The rule of thirds is a widely accepted aesthetic principle that is one of the long standing rules of photography. It basically says that you will get a much more aesthetically pleasing image if you place the subject of your photo a third of the way across the frame instead of in the center of the frame. This is a simplified form of the principle of the Golden Mean or Golden Ratio. But what is the Golden Mean or the Golden Ratio? If line A is divided into two sections, one larger than the other (B and C), the golden ratio is achieved where A/B = B/C, which is 1.6180339887…

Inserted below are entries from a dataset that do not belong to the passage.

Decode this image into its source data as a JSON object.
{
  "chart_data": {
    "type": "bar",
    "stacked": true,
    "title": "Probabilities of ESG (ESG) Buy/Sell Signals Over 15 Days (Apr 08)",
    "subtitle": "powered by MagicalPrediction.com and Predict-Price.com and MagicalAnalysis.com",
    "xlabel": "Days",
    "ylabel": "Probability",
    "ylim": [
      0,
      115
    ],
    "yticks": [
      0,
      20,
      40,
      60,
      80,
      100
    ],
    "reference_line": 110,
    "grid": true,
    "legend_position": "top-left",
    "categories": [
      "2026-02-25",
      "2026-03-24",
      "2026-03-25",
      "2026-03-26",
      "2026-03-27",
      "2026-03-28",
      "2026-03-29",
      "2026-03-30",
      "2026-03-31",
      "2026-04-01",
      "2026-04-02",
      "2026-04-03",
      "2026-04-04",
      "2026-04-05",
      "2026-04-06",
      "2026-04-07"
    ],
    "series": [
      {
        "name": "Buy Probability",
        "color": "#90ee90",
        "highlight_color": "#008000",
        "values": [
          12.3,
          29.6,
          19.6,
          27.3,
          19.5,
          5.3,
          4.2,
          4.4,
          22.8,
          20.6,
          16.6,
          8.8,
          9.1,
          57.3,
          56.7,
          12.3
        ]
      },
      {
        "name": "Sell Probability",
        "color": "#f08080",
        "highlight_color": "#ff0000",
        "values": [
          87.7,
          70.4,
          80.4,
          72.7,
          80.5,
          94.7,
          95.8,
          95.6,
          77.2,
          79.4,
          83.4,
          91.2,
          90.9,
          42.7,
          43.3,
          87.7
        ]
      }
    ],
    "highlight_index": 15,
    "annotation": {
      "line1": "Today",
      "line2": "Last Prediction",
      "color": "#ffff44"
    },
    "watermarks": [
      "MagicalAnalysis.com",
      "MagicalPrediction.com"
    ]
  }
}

In photography we talk about a Golden Rectangle, in which the ratio of the longer side to the shorter one turns out to be the golden ratio. In the 12th century, Fibonacci produced a series of numbers by adding together pairs of numbers: 0, 1, 1, 2, 3, 5, 8, 13, 21, 34, 55, 89, 144 etc (each number is created by adding together the two previous numbers). It turns out that the ratio between each successive pair of numbers gets closer and closer to the Golden Ratio. If you start dividing a Golden Rectangle by the Golden Ratio (represented by the Greek letter PHI) you can keep sub-dividing it down infinitely and joining the corners of the successive rectangles produces a logarithmic Golden Spiral which exactly matches the growth of the Nautilus sea shell . A photograph whose composition follows this idea seems to be visually harmonious.
Ideally, you need to start off with a “canvas” that is a golden rectangle; this is often a little impractical because these rectangles are a little too wide (or tall) for many shots. If you roughly duplicate the path of the Golden Spiral in your photographs though, it will increase your odds of getting appealing results.
Using the Golden ratio forms a fluid line for the eye to trace through the picture, where the Rule of Thirds is more static. Your viewer’s gaze will invited along the line of the spiral which creates a more symmetrical visual flow and a compelling experience. You want to place the subject (or focal point) of your photograph in the tightest end of the spiral, and the other elements of the picture should roughly follow the path of the spiral. The Golden Spiral can be rotated in the frame or transposed from top to bottom so you can create more variety when you are composing pictures.
This idea is best suited for landscape photography where the lines are long and dramatic but it can also be effective in close-ups and portraits. Once you understand the basic form of the Golden Spiral, this idea becomes intuitive and thus easy to apply. You don’t need difficult mathematical calculations to produce an compelling picture.
Taking pictures using the Golden Spiral is a more fluid and visually compelling way to structure your photos than the more static Rule of Thirds. With practice this method becomes intuitive. It will create a more symmetrical visual flow, especially in landscape photography. Have fun experimenting with it!